Deputadas federais apresentaram nesta quinta-feira (24) um projeto de decreto legislativo para tornar sem efeito a nova portaria do Ministério da Saúde com regras para a realização de aborto legal em caso de estupro.
A nova edição da portaria, publicada nesta quinta-feira no "Diário Oficial da União", mantém a previsão do texto anterior, editado em agosto, de que profissionais de saúde comuniquem as autoridades policiais sobre o caso, independentemente da vontade da vítima de registrar queixa ou identificar o agressor.
No entanto, a palavra "obrigatoriedade" foi retirada do trecho sobre a comunicação à polícia. Especialistas e críticos à norma afirmam que essa denúncia sem consentimento pode expor a vítima e causar constrangimentos, além de intimidar os próprios médicos envolvidos no atendimento. O projeto de decreto legislativo é assinado por 13 parlamentares e encabeçado pela deputada federal Jandira Feghali (PCdoB-RJ). Segundo a justificativa das parlamentares, "qualquer norma que ofereça constrangimentos para o exercício de um direito deve ser prontamente contestada". "Na prática, a nova Portaria mantém o viés de inviabilizar o atendimento das mulheres e meninas vítimas de violência sexual nos serviços de saúde, ao fazer exigências que dificultam o acesso aos serviços", diz o projeto.
As deputadas afirmam, ainda, que “as mulheres vítimas de violência sexual são constantemente revitimizadas ao enfrentar o caminho para fazer valer sua opção pelo aborto legal.” Para as parlamentares, duas normas são uma "reação" ao recente caso de autorização judicial para a interrupção da gravidez de uma criança de 10 anos, estuprada pelo tio. Após a publicação da primeira portaria, Senado e Câmara também apresentaram projetos para sustá-la. Na ocasião, o presidente da Câmara, Rodrigo Maia (DEM-RJ), classificou a norma do Executivo como "ilegal" e "absurda".
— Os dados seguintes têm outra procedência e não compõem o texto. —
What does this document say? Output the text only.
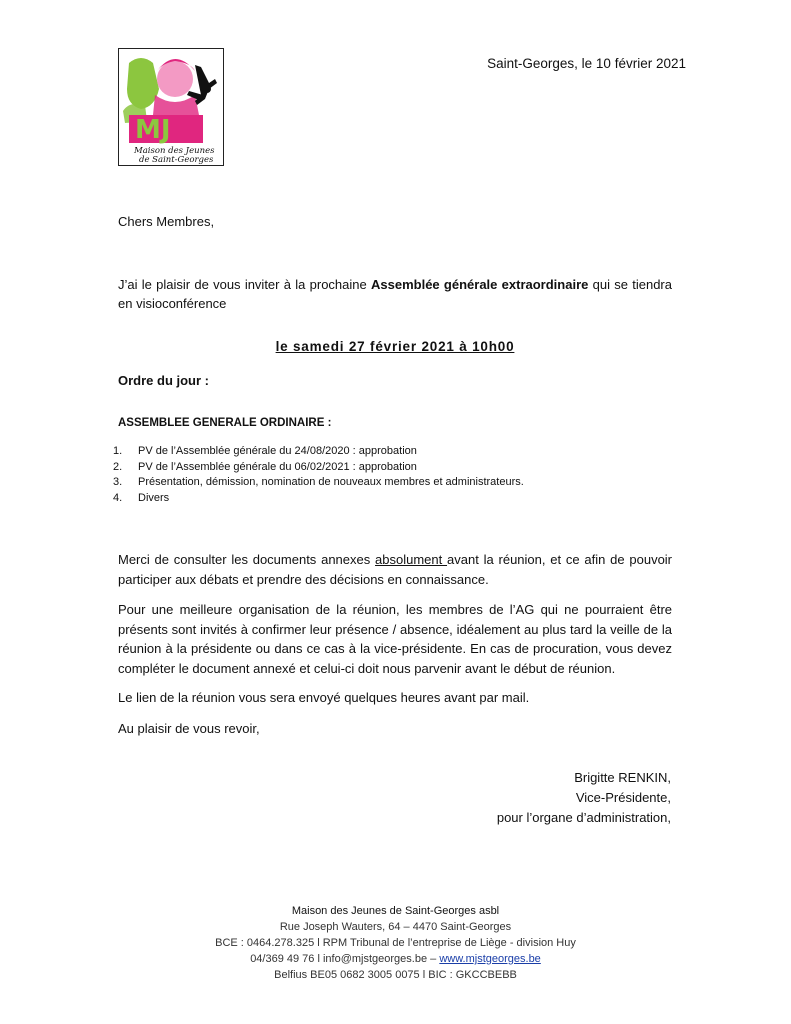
MJ
Maison des Jeunes
de Saint-Georges
Saint-Georges, le 10 février 2021
Chers Membres,
J’ai le plaisir de vous inviter à la prochaine Assemblée générale extraordinaire qui se tiendra en visioconférence
le samedi 27 février 2021 à 10h00
Ordre du jour :
ASSEMBLEE GENERALE ORDINAIRE :
1. PV de l’Assemblée générale du 24/08/2020 : approbation
2. PV de l’Assemblée générale du 06/02/2021 : approbation
3. Présentation, démission, nomination de nouveaux membres et administrateurs.
4. Divers
Merci de consulter les documents annexes absolument avant la réunion, et ce afin de pouvoir participer aux débats et prendre des décisions en connaissance.
Pour une meilleure organisation de la réunion, les membres de l’AG qui ne pourraient être présents sont invités à confirmer leur présence / absence, idéalement au plus tard la veille de la réunion à la présidente ou dans ce cas à la vice-présidente. En cas de procuration, vous devez compléter le document annexé et celui-ci doit nous parvenir avant le début de réunion.
Le lien de la réunion vous sera envoyé quelques heures avant par mail.
Au plaisir de vous revoir,
Brigitte RENKIN,
Vice-Présidente,
pour l’organe d’administration,
Maison des Jeunes de Saint-Georges asbl
Rue Joseph Wauters, 64 – 4470 Saint-Georges
BCE : 0464.278.325 l RPM Tribunal de l’entreprise de Liège - division Huy
04/369 49 76 l info@mjstgeorges.be – www.mjstgeorges.be
Belfius BE05 0682 3005 0075 l BIC : GKCCBEBB
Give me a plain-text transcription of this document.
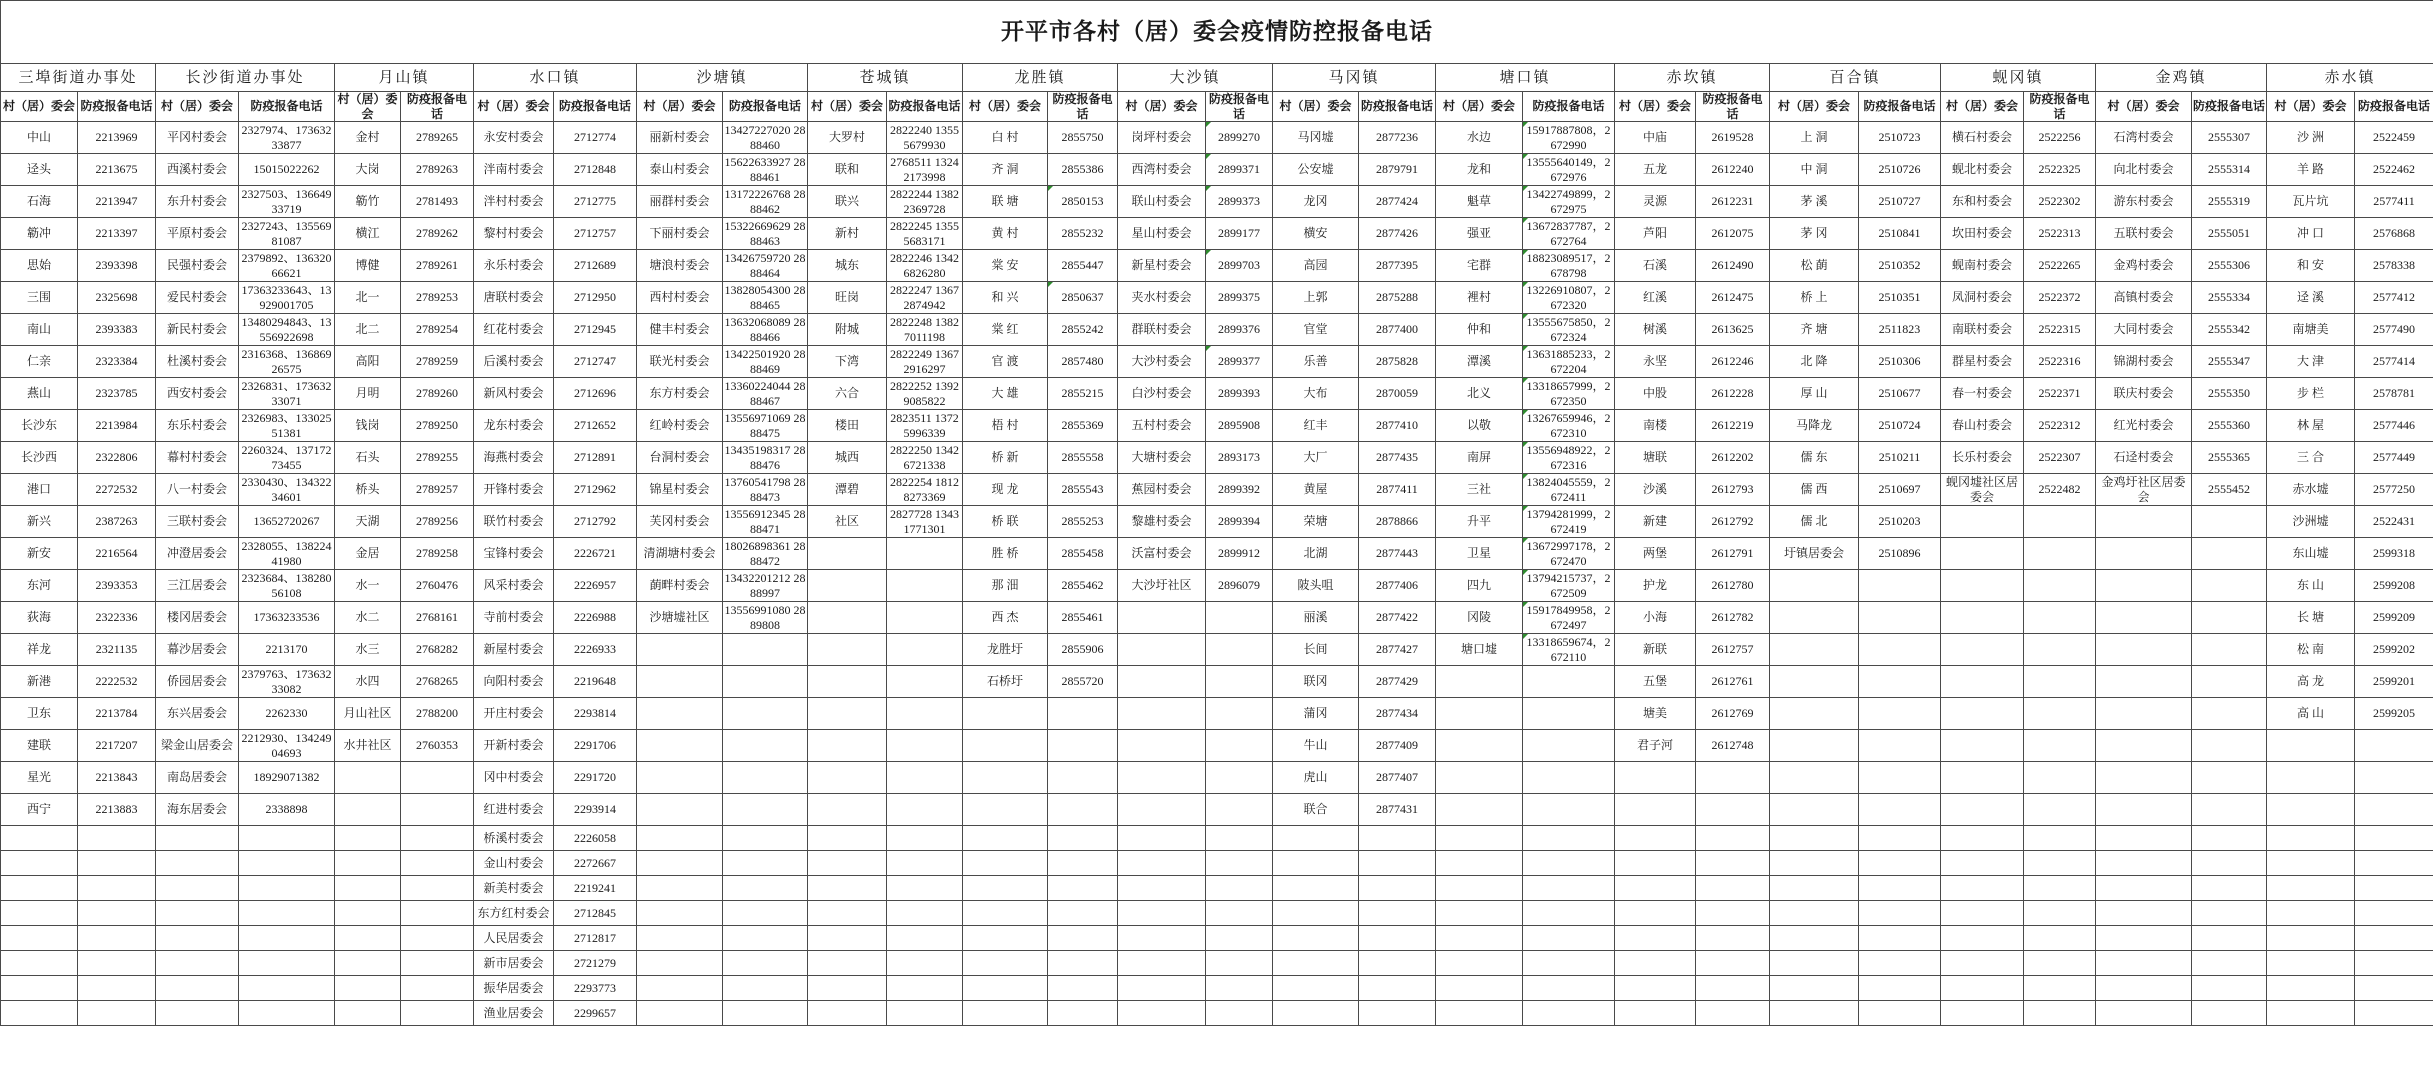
开平市各村（居）委会疫情防控报备电话																													
三埠街道办事处		长沙街道办事处		月山镇		水口镇		沙塘镇		苍城镇		龙胜镇		大沙镇		马冈镇		塘口镇		赤坎镇		百合镇		蚬冈镇		金鸡镇		赤水镇	
村（居）委会	防疫报备电话	村（居）委会	防疫报备电话	村（居）委会	防疫报备电话	村（居）委会	防疫报备电话	村（居）委会	防疫报备电话	村（居）委会	防疫报备电话	村（居）委会	防疫报备电话	村（居）委会	防疫报备电话	村（居）委会	防疫报备电话	村（居）委会	防疫报备电话	村（居）委会	防疫报备电话	村（居）委会	防疫报备电话	村（居）委会	防疫报备电话	村（居）委会	防疫报备电话	村（居）委会	防疫报备电话
中山	2213969	平冈村委会	2327974、17363233877	金村	2789265	永安村委会	2712774	丽新村委会	13427227020 2888460	大罗村	2822240 13555679930	白 村	2855750	岗坪村委会	2899270	马冈墟	2877236	水边	15917887808，2672990	中庙	2619528	上 洞	2510723	横石村委会	2522256	石湾村委会	2555307	沙 洲	2522459
迳头	2213675	西溪村委会	15015022262	大岗	2789263	泮南村委会	2712848	泰山村委会	15622633927 2888461	联和	2768511 13242173998	齐 洞	2855386	西湾村委会	2899371	公安墟	2879791	龙和	13555640149，2672976	五龙	2612240	中 洞	2510726	蚬北村委会	2522325	向北村委会	2555314	羊 路	2522462
石海	2213947	东升村委会	2327503、13664933719	簕竹	2781493	泮村村委会	2712775	丽群村委会	13172226768 2888462	联兴	2822244 13822369728	联 塘	2850153	联山村委会	2899373	龙冈	2877424	魁草	13422749899，2672975	灵源	2612231	茅 溪	2510727	东和村委会	2522302	游东村委会	2555319	瓦片坑	2577411
簕冲	2213397	平原村委会	2327243、13556981087	横江	2789262	黎村村委会	2712757	下丽村委会	15322669629 2888463	新村	2822245 13555683171	黄 村	2855232	星山村委会	2899177	横安	2877426	强亚	13672837787，2672764	芦阳	2612075	茅 冈	2510841	坎田村委会	2522313	五联村委会	2555051	冲 口	2576868
思始	2393398	民强村委会	2379892、13632066621	博健	2789261	永乐村委会	2712689	塘浪村委会	13426759720 2888464	城东	2822246 13426826280	棠 安	2855447	新星村委会	2899703	高园	2877395	宅群	18823089517，2678798	石溪	2612490	松 蓢	2510352	蚬南村委会	2522265	金鸡村委会	2555306	和 安	2578338
三围	2325698	爱民村委会	17363233643、13929001705	北一	2789253	唐联村委会	2712950	西村村委会	13828054300 2888465	旺岗	2822247 13672874942	和 兴	2850637	夹水村委会	2899375	上郭	2875288	裡村	13226910807，2672320	红溪	2612475	桥 上	2510351	凤洞村委会	2522372	高镇村委会	2555334	迳 溪	2577412
南山	2393383	新民村委会	13480294843、13556922698	北二	2789254	红花村委会	2712945	健丰村委会	13632068089 2888466	附城	2822248 13827011198	棠 红	2855242	群联村委会	2899376	官堂	2877400	仲和	13555675850，2672324	树溪	2613625	齐 塘	2511823	南联村委会	2522315	大同村委会	2555342	南塘美	2577490
仁亲	2323384	杜溪村委会	2316368、13686926575	高阳	2789259	后溪村委会	2712747	联光村委会	13422501920 2888469	下湾	2822249 13672916297	官 渡	2857480	大沙村委会	2899377	乐善	2875828	潭溪	13631885233，2672204	永坚	2612246	北 降	2510306	群星村委会	2522316	锦湖村委会	2555347	大 津	2577414
燕山	2323785	西安村委会	2326831、17363233071	月明	2789260	新风村委会	2712696	东方村委会	13360224044 2888467	六合	2822252 13929085822	大 雄	2855215	白沙村委会	2899393	大布	2870059	北义	13318657999，2672350	中股	2612228	厚 山	2510677	春一村委会	2522371	联庆村委会	2555350	步 栏	2578781
长沙东	2213984	东乐村委会	2326983、13302551381	钱岗	2789250	龙东村委会	2712652	红岭村委会	13556971069 2888475	楼田	2823511 13725996339	梧 村	2855369	五村村委会	2895908	红丰	2877410	以敬	13267659946，2672310	南楼	2612219	马降龙	2510724	春山村委会	2522312	红光村委会	2555360	林 屋	2577446
长沙西	2322806	幕村村委会	2260324、13717273455	石头	2789255	海燕村委会	2712891	台洞村委会	13435198317 2888476	城西	2822250 13426721338	桥 新	2855558	大塘村委会	2893173	大厂	2877435	南屏	13556948922，2672316	塘联	2612202	儒 东	2510211	长乐村委会	2522307	石迳村委会	2555365	三 合	2577449
港口	2272532	八一村委会	2330430、13432234601	桥头	2789257	开锋村委会	2712962	锦星村委会	13760541798 2888473	潭碧	2822254 18128273369	现 龙	2855543	蕉园村委会	2899392	黄屋	2877411	三社	13824045559，2672411	沙溪	2612793	儒 西	2510697	蚬冈墟社区居委会	2522482	金鸡圩社区居委会	2555452	赤水墟	2577250
新兴	2387263	三联村委会	13652720267	天湖	2789256	联竹村委会	2712792	芙冈村委会	13556912345 2888471	社区	2827728 13431771301	桥 联	2855253	黎雄村委会	2899394	荣塘	2878866	升平	13794281999，2672419	新建	2612792	儒 北	2510203					沙洲墟	2522431
新安	2216564	冲澄居委会	2328055、13822441980	金居	2789258	宝锋村委会	2226721	清湖塘村委会	18026898361 2888472			胜 桥	2855458	沃富村委会	2899912	北湖	2877443	卫星	13672997178，2672470	两堡	2612791	圩镇居委会	2510896					东山墟	2599318
东河	2393353	三江居委会	2323684、13828056108	水一	2760476	风采村委会	2226957	蓢畔村委会	13432201212 2888997			那 沺	2855462	大沙圩社区	2896079	陂头咀	2877406	四九	13794215737，2672509	护龙	2612780							东 山	2599208
荻海	2322336	楼冈居委会	17363233536	水二	2768161	寺前村委会	2226988	沙塘墟社区	13556991080 2889808			西 杰	2855461			丽溪	2877422	冈陵	15917849958，2672497	小海	2612782							长 塘	2599209
祥龙	2321135	幕沙居委会	2213170	水三	2768282	新屋村委会	2226933					龙胜圩	2855906			长间	2877427	塘口墟	13318659674，2672110	新联	2612757							松 南	2599202
新港	2222532	侨园居委会	2379763、17363233082	水四	2768265	向阳村委会	2219648					石桥圩	2855720			联冈	2877429			五堡	2612761							高 龙	2599201
卫东	2213784	东兴居委会	2262330	月山社区	2788200	开庄村委会	2293814									蒲冈	2877434			塘美	2612769							高 山	2599205
建联	2217207	梁金山居委会	2212930、13424904693	水井社区	2760353	开新村委会	2291706									牛山	2877409			君子河	2612748								
星光	2213843	南岛居委会	18929071382			冈中村委会	2291720									虎山	2877407												
西宁	2213883	海东居委会	2338898			红进村委会	2293914									联合	2877431												
						桥溪村委会	2226058																						
						金山村委会	2272667																						
						新美村委会	2219241																						
						东方红村委会	2712845																						
						人民居委会	2712817																						
						新市居委会	2721279																						
						振华居委会	2293773																						
						渔业居委会	2299657																						
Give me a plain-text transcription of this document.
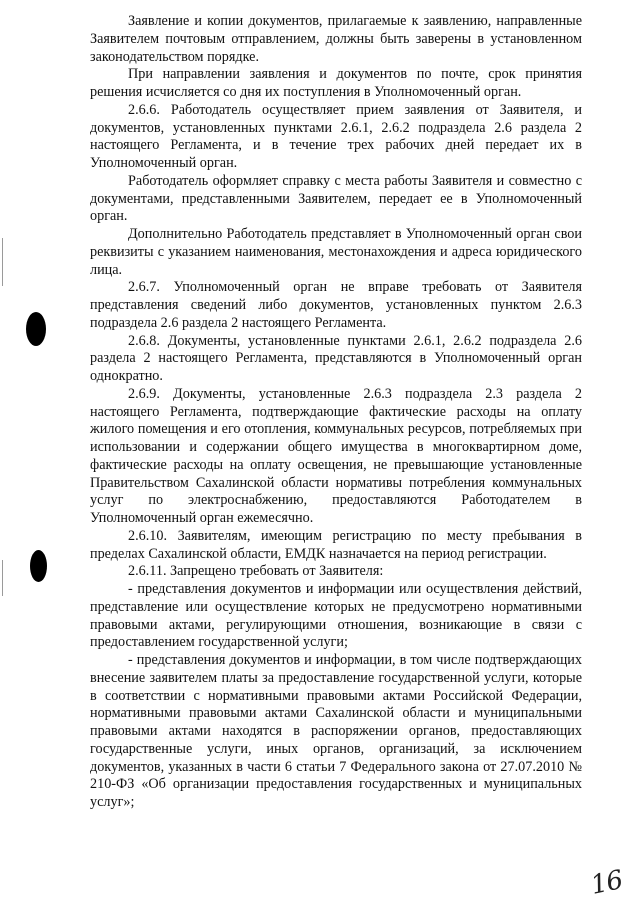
Заявление и копии документов, прилагаемые к заявлению, направленные Заявителем почтовым отправлением, должны быть заверены в установленном законодательством порядке.

При направлении заявления и документов по почте, срок принятия решения исчисляется со дня их поступления в Уполномоченный орган.

2.6.6. Работодатель осуществляет прием заявления от Заявителя, и документов, установленных пунктами 2.6.1, 2.6.2 подраздела 2.6 раздела 2 настоящего Регламента, и в течение трех рабочих дней передает их в Уполномоченный орган.

Работодатель оформляет справку с места работы Заявителя и совместно с документами, представленными Заявителем, передает ее в Уполномоченный орган.

Дополнительно Работодатель представляет в Уполномоченный орган свои реквизиты с указанием наименования, местонахождения и адреса юридического лица.

2.6.7. Уполномоченный орган не вправе требовать от Заявителя представления сведений либо документов, установленных пунктом 2.6.3 подраздела 2.6 раздела 2 настоящего Регламента.

2.6.8. Документы, установленные пунктами 2.6.1, 2.6.2 подраздела 2.6 раздела 2 настоящего Регламента, представляются в Уполномоченный орган однократно.

2.6.9. Документы, установленные 2.6.3 подраздела 2.3 раздела 2 настоящего Регламента, подтверждающие фактические расходы на оплату жилого помещения и его отопления, коммунальных ресурсов, потребляемых при использовании и содержании общего имущества в многоквартирном доме, фактические расходы на оплату освещения, не превышающие установленные Правительством Сахалинской области нормативы потребления коммунальных услуг по электроснабжению, предоставляются Работодателем в Уполномоченный орган ежемесячно.

2.6.10. Заявителям, имеющим регистрацию по месту пребывания в пределах Сахалинской области, ЕМДК назначается на период регистрации.

2.6.11. Запрещено требовать от Заявителя:

- представления документов и информации или осуществления действий, представление или осуществление которых не предусмотрено нормативными правовыми актами, регулирующими отношения, возникающие в связи с предоставлением государственной услуги;

- представления документов и информации, в том числе подтверждающих внесение заявителем платы за предоставление государственной услуги, которые в соответствии с нормативными правовыми актами Российской Федерации, нормативными правовыми актами Сахалинской области и муниципальными правовыми актами находятся в распоряжении органов, предоставляющих государственные услуги, иных органов, организаций, за исключением документов, указанных в части 6 статьи 7 Федерального закона от 27.07.2010 № 210-ФЗ «Об организации предоставления государственных и муниципальных услуг»;

16
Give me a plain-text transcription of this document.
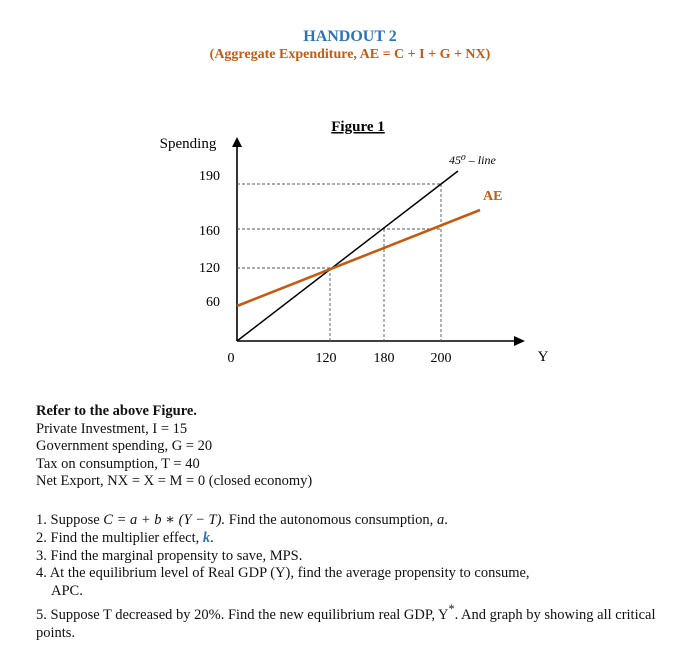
HANDOUT 2
(Aggregate Expenditure, AE = C + I + G + NX)
Figure 1
Spending
Y
0
190
160
120
60
120	180	200
45⁰ – line
AE
Refer to the above Figure.
Private Investment, I = 15
Government spending, G = 20
Tax on consumption, T = 40
Net Export, NX = X = M = 0 (closed economy)

1. Suppose C = a + b ∗ (Y − T). Find the autonomous consumption, a.

2. Find the multiplier effect, k.

3. Find the marginal propensity to save, MPS.

4. At the equilibrium level of Real GDP (Y), find the average propensity to consume,

APC.

5. Suppose T decreased by 20%. Find the new equilibrium real GDP, Y*. And graph by showing all critical points.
Além de obrigar a notificação médica à polícia, a primeira versão da portaria previa que os profissionais oferecessem à vítima de estupro a visualização do feto por meio de ultrassonografia, o que foi retirado nesta nova versão. STF desmarcou julgamento A reedição foi feita um dia antes da previsão de o Supremo Tribunal Federal (STF) julgar a imposição dos profissionais da saúde em denunciar o caso à polícia, descrita em portaria editada no fim de agosto.
Nesta quinta-feira, porém, o ministro Ricardo Lewandowski, do STF, retirou de julgamento as duas ações que questionavam as regras. Na decisão, Lewandowski pediu que os autores dos processos se manifestem sobre o novo texto.
O Supremo iria julgar, no plenário virtual, a partir desta sexta-feira (25), dois processos:
uma ação de PT, PCdoB, PSB, PSOL e PDT que pedia a suspensão da norma e a garantia do direito ao aborto em caso de estupro, como assegurado pelo Código Penal;
e uma ação do Instituto Brasileiro das Organizações Sociais de Saúde (Ibross), que aponta risco de criminalização da vítima.
A professora da Universidade de Brasília (UnB) e pesquisadora em gênero, Débora Diniz, afirmou nas redes sociais que a reedição da portaria é um "jogo de palavras" e "uma chacota" com o STF. "Ministério da Saúde reeditou a portaria do aborto. Na véspera do julgamento do STF. Uma chacota com a corte pelo jogo de palavras. O dever do médico de comunicar a polícia ficou ainda pior: agora há referência legal para intimidar os médicos", publicou nas redes sociais.
Atualmente, o aborto é autorizado no Brasil em três situações: se houver risco de morte para a mulher por causa da gestação; se a gravidez foi provocada por estupro; se o feto é anencéfalo (sem cérebro). O que diz o Ministério da Saúde Em nota, o Ministério da Saúde afirmou que a portaria oferece segurança jurídica aos profissionais da saúde e que a notificação à polícia é importante para que a Justiça inicie as investigações o quanto antes.
"A normativa mantém o apoio e a segurança jurídica aos profissionais de saúde envolvidos no procedimento. O objetivo é reduzir o número de casos de violência sexual contra mulheres e crianças e apoiar as autoridades policiais na identificação dos responsáveis, garantindo a segurança e proteção de pacientes com indícios ou confirmação de abuso sexual. A partir da notificação policial, se torna possível a instauração de procedimentos que possam levar à punição rápida dos criminosos", disse a pasta em nota.